Tue, Apr 24, 2012 | 22:24 BST
“People overestimate how exposed games are compared to other forms of media,” says Levine
Irrational’s Ken Levine feel the amount of publicity games receive compared to other mediums is still relatively small. Speaking with Penny Arcade Report, Levine said its important for the general public to understand what the game is about before asking them to spend $60.
“Compare how games are marketed versus movies. Look at the Hunger Games, a big movie,” said Levine. “And BioShock Infinite, a big game release. Or Call of Duty, look at the extreme examples. How many impressions do you think a Hunger Games gets on the average person versus Call of Duty? How many opportunities are there to tell people about this cool thing?
“We’re not covered in the New York Times in a major way, the way a movie would be. We’re not on the cover of Entertainment Weekly. People overestimate how exposed games are, in comparison to other forms of media. There are maybe a million hardcore games, and Call of Duty is going to sell 25 million copies. You either find ways to reach the other [24 million] in ways you can’t normally, or repeat the imagery enough that when they go to IGN they might come across it.
“We’re asking them to spend a lot of money: $60. That’s a lot of money. It’s our responsibility to give them the information they need to make the purchasing decision. But at the end of the day, the last person you should listening to about making a buying decision about BioShock Infinite is Ken Levine. I’m biased.”
That being said, Levine is of the opinion it’s a balancing act regarding when and how much to market a game. If he had been in charge of the PR for BioShock Infinite, he would have waited until later on in development before announcing it, so as not to overexpose the title for months on end before release; however, with the threat of an inevitable leak looming, it was decided that the go button had to be pushed.

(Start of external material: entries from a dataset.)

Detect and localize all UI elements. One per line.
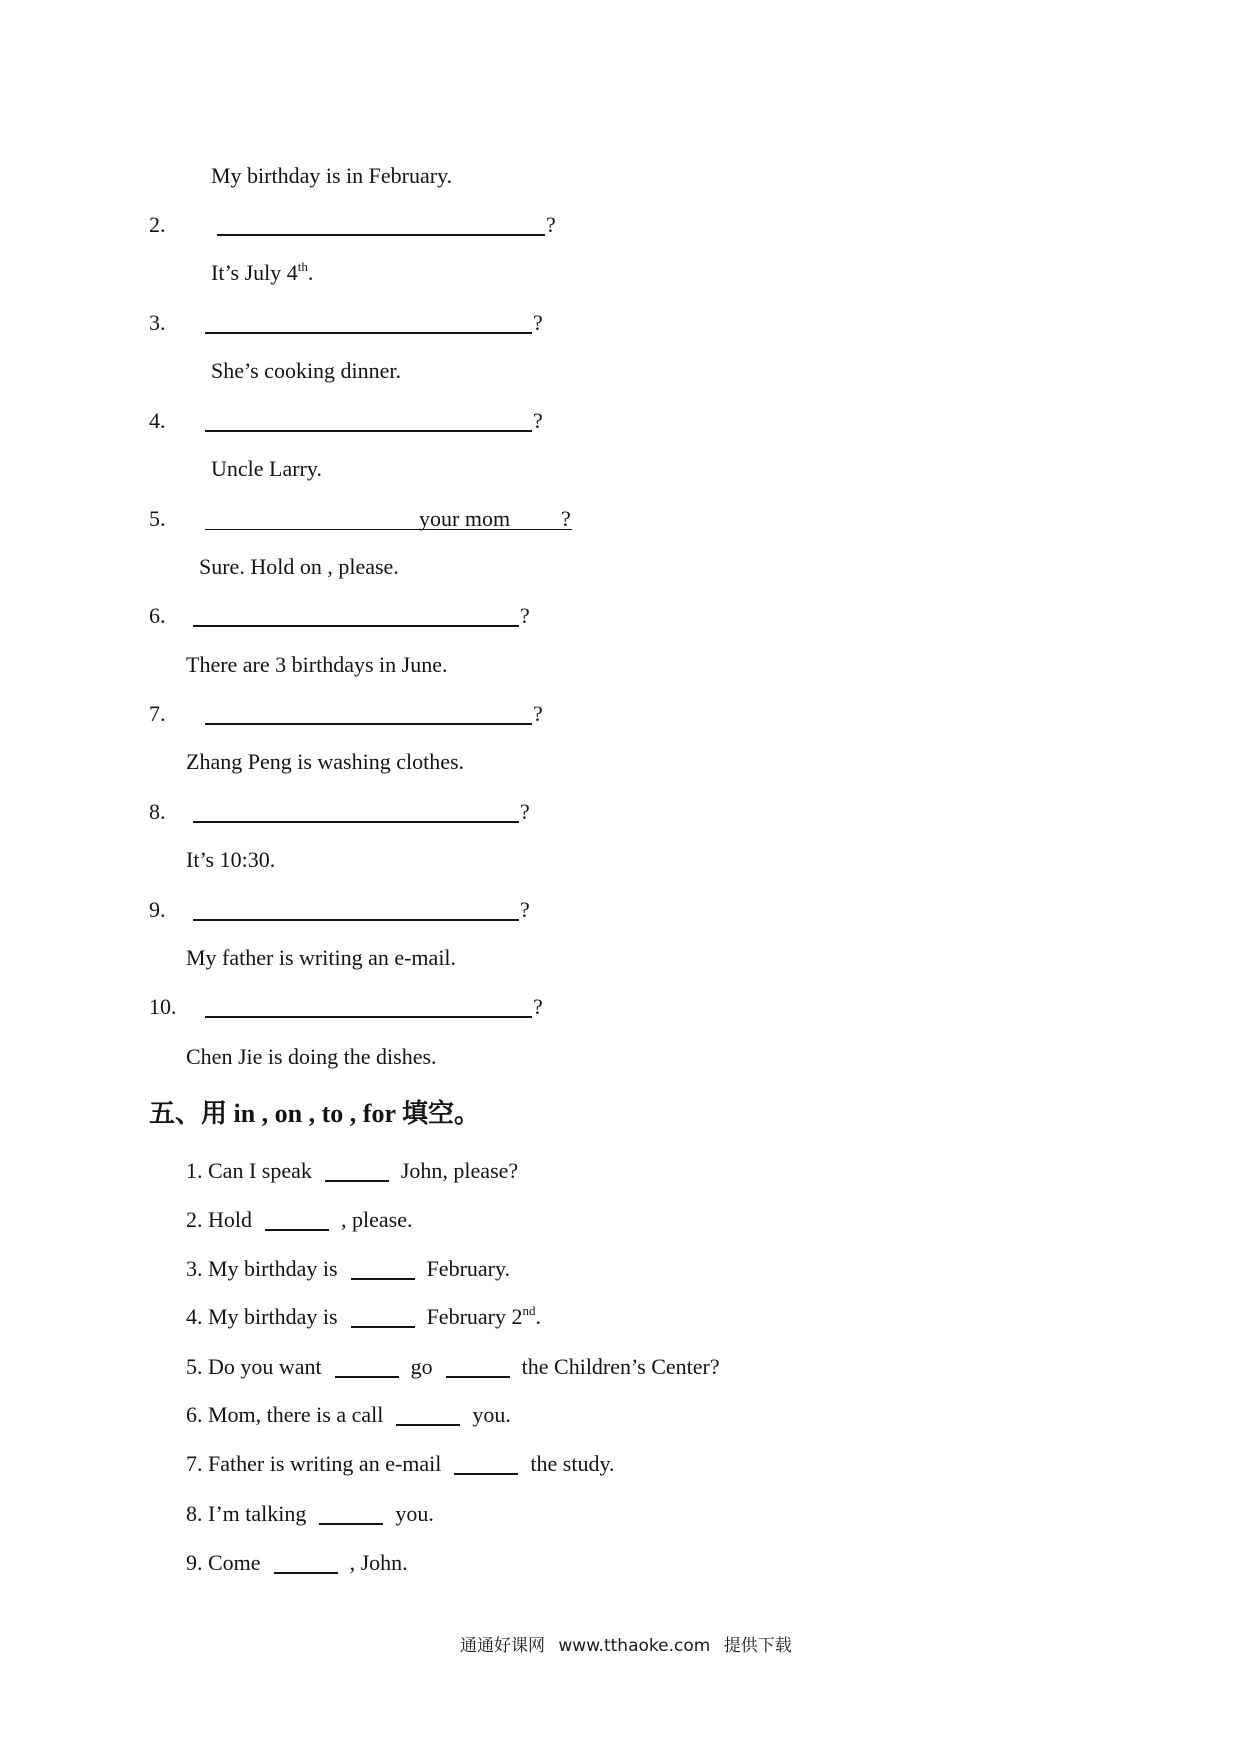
fill-text-before: 9. Come	[186, 1550, 261, 1575]
answer-blank	[217, 234, 545, 236]
fill-item-9	[186, 1550, 408, 1576]
fill-item-8	[186, 1501, 434, 1527]
fill-blank	[351, 1278, 415, 1280]
question-mark: ?	[561, 506, 571, 531]
fill-text-after: John, please?	[400, 1158, 519, 1183]
question-number: 7.	[149, 701, 166, 726]
answer-tail: .	[307, 260, 314, 285]
answer-5: Sure. Hold on , please.	[199, 554, 399, 579]
fill-text-before: 3. My birthday is	[186, 1256, 338, 1281]
answer-9: My father is writing an e-mail.	[186, 945, 457, 970]
question-mark: ?	[520, 799, 530, 824]
answer-10: Chen Jie is doing the dishes.	[186, 1044, 437, 1069]
answer-6: There are 3 birthdays in June.	[186, 652, 448, 677]
fill-blank	[351, 1326, 415, 1328]
fill-text-after: the study.	[530, 1451, 615, 1476]
fill-blank	[396, 1424, 460, 1426]
question-mark: ?	[533, 310, 543, 335]
question-8	[149, 799, 589, 825]
fill-item-6	[186, 1402, 511, 1428]
given-words: your mom	[419, 506, 511, 531]
question-number: 8.	[149, 799, 166, 824]
answer-blank	[193, 919, 519, 921]
answer-7: Zhang Peng is washing clothes.	[186, 749, 465, 774]
fill-blank	[454, 1473, 518, 1475]
question-2	[149, 212, 589, 238]
question-number: 3.	[149, 310, 166, 335]
question-number: 6.	[149, 603, 166, 628]
fill-item-5	[186, 1354, 720, 1380]
question-number: 9.	[149, 897, 166, 922]
question-3	[149, 310, 589, 336]
question-number: 4.	[149, 408, 166, 433]
answer-blank	[205, 529, 572, 530]
answer-blank	[205, 723, 532, 725]
fill-text-before: 5. Do you want	[186, 1354, 322, 1379]
fill-blank	[446, 1376, 510, 1378]
fill-text-after: the Children’s Center?	[521, 1354, 720, 1379]
question-5	[149, 506, 589, 532]
fill-text-middle: go	[410, 1354, 433, 1379]
fill-text-after: , John.	[349, 1550, 408, 1575]
fill-item-3	[186, 1256, 510, 1282]
fill-item-7	[186, 1451, 615, 1477]
page-footer: 通通好课网 www.tthaoke.com 提供下载	[460, 1636, 792, 1656]
fill-text-after: February.	[426, 1256, 511, 1281]
fill-text-after: February 2	[426, 1304, 523, 1329]
question-number: 2.	[149, 212, 166, 237]
fill-blank	[335, 1376, 399, 1378]
answer-blank	[193, 625, 519, 627]
question-mark: ?	[533, 994, 543, 1019]
question-mark: ?	[520, 897, 530, 922]
answer-blank	[205, 430, 532, 432]
fill-text-tail: .	[535, 1304, 541, 1329]
answer-1: My birthday is in February.	[211, 163, 453, 188]
answer-2	[211, 260, 313, 286]
fill-text-after: you.	[472, 1402, 511, 1427]
answer-text: It’s July 4	[211, 260, 298, 285]
question-number: 10.	[149, 994, 177, 1019]
fill-text-before: 6. Mom, there is a call	[186, 1402, 384, 1427]
question-6	[149, 603, 589, 629]
fill-text-before: 2. Hold	[186, 1207, 252, 1232]
question-9	[149, 897, 589, 923]
question-number: 5.	[149, 506, 166, 531]
fill-item-2	[186, 1207, 412, 1233]
question-mark: ?	[546, 212, 556, 237]
answer-blank	[205, 332, 532, 334]
fill-text-before: 4. My birthday is	[186, 1304, 338, 1329]
question-mark: ?	[533, 408, 543, 433]
fill-item-4	[186, 1304, 541, 1330]
fill-blank	[325, 1180, 389, 1182]
fill-blank	[319, 1523, 383, 1525]
section-five-heading: 五、用 in , on , to , for 填空。	[149, 1099, 481, 1128]
fill-text-after: you.	[395, 1501, 434, 1526]
fill-item-1	[186, 1158, 518, 1184]
question-mark: ?	[520, 603, 530, 628]
ordinal-suffix: th	[297, 259, 308, 274]
fill-text-before: 8. I’m talking	[186, 1501, 307, 1526]
answer-blank	[193, 821, 519, 823]
answer-blank	[205, 1016, 532, 1018]
fill-blank	[265, 1229, 329, 1231]
ordinal-suffix: nd	[522, 1303, 536, 1318]
answer-4: Uncle Larry.	[211, 456, 322, 481]
question-7	[149, 701, 589, 727]
fill-text-after: , please.	[341, 1207, 413, 1232]
fill-blank	[274, 1572, 338, 1574]
answer-3: She’s cooking dinner.	[211, 358, 402, 383]
fill-text-before: 1. Can I speak	[186, 1158, 312, 1183]
answer-8: It’s 10:30.	[186, 847, 276, 872]
question-mark: ?	[533, 701, 543, 726]
question-10	[149, 994, 589, 1020]
fill-text-before: 7. Father is writing an e-mail	[186, 1451, 442, 1476]
question-4	[149, 408, 589, 434]
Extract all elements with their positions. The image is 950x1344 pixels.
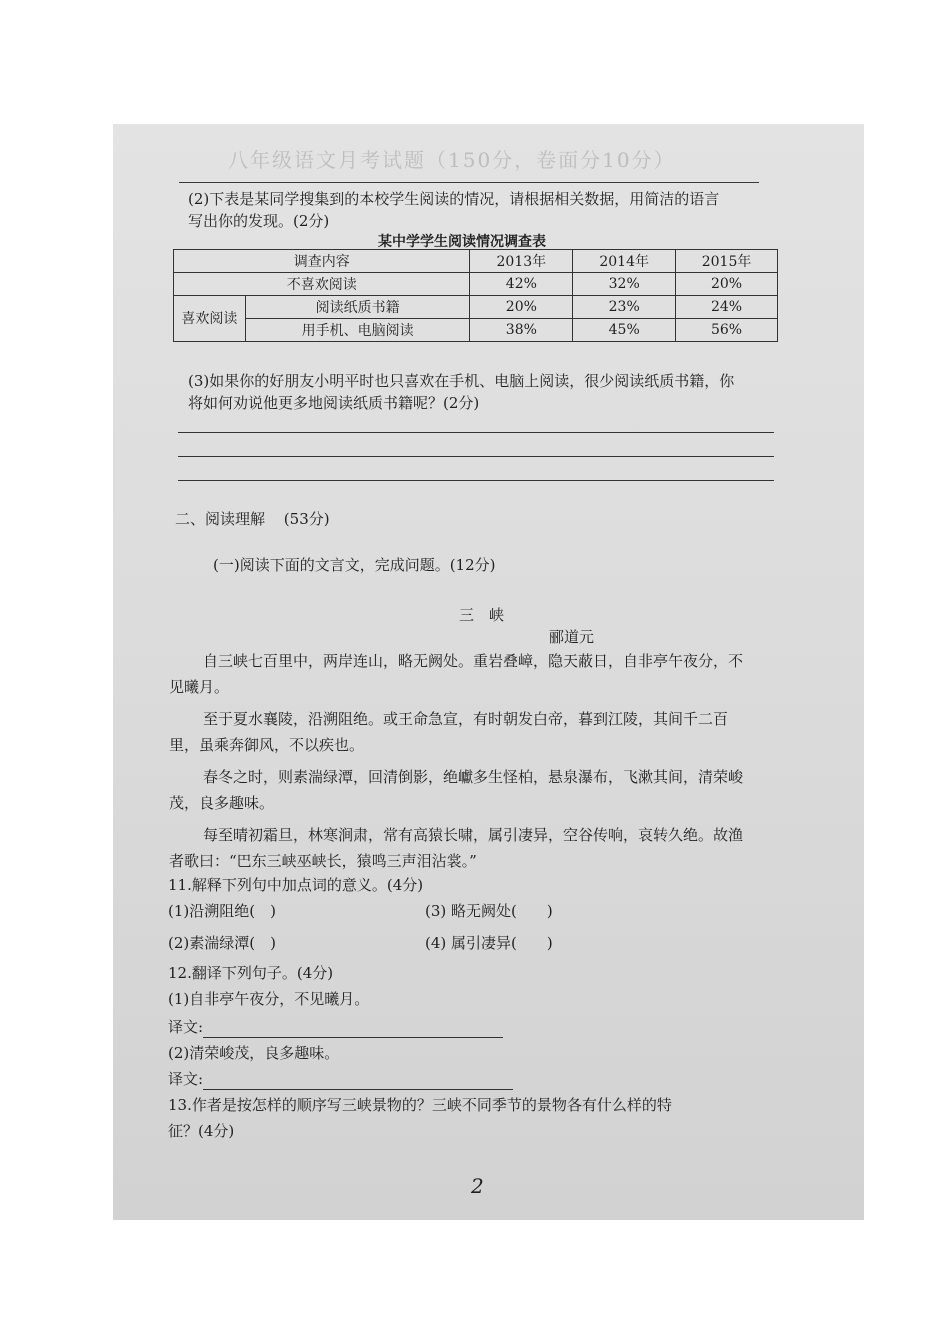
q2-line2: 写出你的发现。(2分) bbox=[188, 212, 330, 230]
passage-author: 郦道元 bbox=[549, 628, 595, 646]
passage-p2-line2: 里，虽乘奔御风，不以疾也。 bbox=[169, 736, 365, 754]
passage-p2-line1: 至于夏水襄陵，沿溯阻绝。或王命急宣，有时朝发白帝，暮到江陵，其间千二百 bbox=[203, 710, 729, 728]
q2-line1: (2)下表是某同学搜集到的本校学生阅读的情况，请根据相关数据，用简洁的语言 bbox=[188, 190, 720, 208]
section-title-text: 二、阅读理解 bbox=[175, 510, 266, 528]
q3-line2: 将如何劝说他更多地阅读纸质书籍呢？(2分) bbox=[188, 394, 480, 412]
q12-sentence1: (1)自非亭午夜分，不见曦月。 bbox=[168, 990, 370, 1008]
q11-item1: (1)沿溯阻绝( ) bbox=[168, 902, 276, 920]
table-caption: 某中学学生阅读情况调查表 bbox=[378, 234, 546, 250]
q12-stem: 12.翻译下列句子。(4分) bbox=[168, 964, 334, 982]
q11-item3: (3) 略无阙处( ) bbox=[425, 902, 553, 920]
table-cell: 20% bbox=[676, 273, 778, 296]
q13-line2: 征？(4分) bbox=[168, 1122, 235, 1140]
table-cell: 24% bbox=[676, 296, 778, 319]
table-cell: 23% bbox=[573, 296, 676, 319]
like-group-label: 喜欢阅读 bbox=[174, 296, 246, 342]
q11-stem: 11.解释下列句中加点词的意义。(4分) bbox=[168, 876, 424, 894]
translation-label: 译文: bbox=[168, 1018, 204, 1036]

“We probably would have announced it later, but we were worried about it leaking,” he said. “We had a nice unintentional head fake, everyone thought we were working on this X-Com game, but we weren’t. It wasn’t what people expected. Without our presentation, people would have gotten the wrong message about [BioShock Infinite], it would have been confusing.”
“I would have announced it significantly later if I wasn’t worried about that,” Levine added. “We had this external factor.”